Энн и Гилберт проводили много осенних вечеров на маяке. Там всегда было весело, даже когда восточный ветер затягивал свои печальные песни, а море казалось мертвым, серым, а в небесах еле угадывался насмешливый намек на солнце. Может быть, поэтому Фест Мэйт так гордился своими золотыми доспехами. Он был таким огромным и лучезарно рыжим, что никогда не скучал по солнцу. Его мурлыканье всегда гармонично сочеталось со смехом, сопровождающим разговоры, ведшиеся у камина капитана Джима. Капитан и Гилберт часто дискутировали на темы, не доступные пониманию как котов, так и королей.

– Я люблю размышлять над разными проблемами, думая, что я могу решить их, – сказал капитан Джим. – Мой отец придерживался мнения, что не следует говорить о вещах, которых мы не понимаем. Но если бы мы следовали его советам, то нам осталось бы очень мало тем для разговоров. Думаю, боги часто смеются, слушая наши беседы, но нам-то что за дело до этого, пока мы помним, что сами просто люди, и мним себя богами, знающими, где добро, а где зло. Я думаю, наши «семинары» не причинят никому зла, в том числе и нам самим. Так что, доктор, давайте сегодня вечером наговоримся вдоволь.
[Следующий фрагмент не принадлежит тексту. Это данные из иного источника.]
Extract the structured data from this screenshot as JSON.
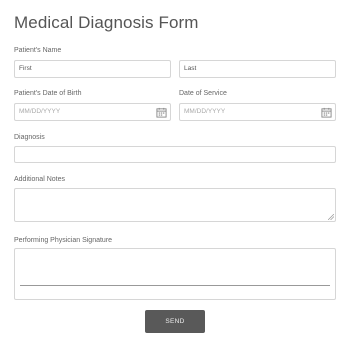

Пока они «наговаривались», Энн слушала их или мечтала. Иногда вместе с Энн и Гилбертом на маяк приходила Лесли, и тогда она и Энн прогуливались вдоль берега, мрачно освещенного огнями маяка. Иногда они садились на скалы чуть пониже маяка и сидели так, пока темнота не загоняла их обратно в дом, где горели трескучие поленья. А капитан Джим начинал новое повествование. Он рассказывал о странах и морях, о торговых и пиратских кораблях. И они тут же забывали обо всем.

Лесли, казалось, нравились все эти кутежи на маяке, она просто расцветала. В комнате раздавался ее красивый смех и радость выражалась в сиянии ее глаз. Разговоры приобретали особую прелесть, новое звучание, когда рядом была Лесли, и обесцвечивались, когда она отсутствовала. Даже когда она молчала, ее очарование влияло на окружающих. Капитан Джим лучше рассказывал свои истории, Гилберт быстрее находил нужный аргумент или остроумный ответ. Под влиянием личности Лесли не оскудевал поток фантазий Энн.

– Эта девочка рождена, чтобы быть лидером в общественной жизни и науке далеко от Четырех Ветров, – сказала Гилберту Энн как-то раз поздним вечером, когда они возвращались домой. – Здесь она только зря теряет время.

– Разве ты вчера не слушала нашу дискуссию с капитаном Джимом? – возразил жене Гилберт. – После долгого спора мы пришли к заключению, что Создатель знает, что делает, не хуже, чем мы. И не существует «потерянных зря» жизней, исключая тех, кто намеренно себя губит. Лесли к ним не относится. И кое-кто может подумать, что ты тратишь свою жизнь на какого-то там докторишку из сельской местности.

– Гилберт!

– Если бы ты вышла замуж за Роя Гардена, – продолжал Гилберт, – ты могла бы быть «лидером в общественной жизни и науке» далеко от Четырех Ветров.

– Гилберт Блайз!

– Но ты же была влюблена в него, Энн!

– Гилберт, я никогда его не любила. Мне это только казалось. И ты это знаешь. Ты знаешь, что я предпочитаю быть твоей женой и жить в нашем «доме мечты», чем быть королевой во дворце.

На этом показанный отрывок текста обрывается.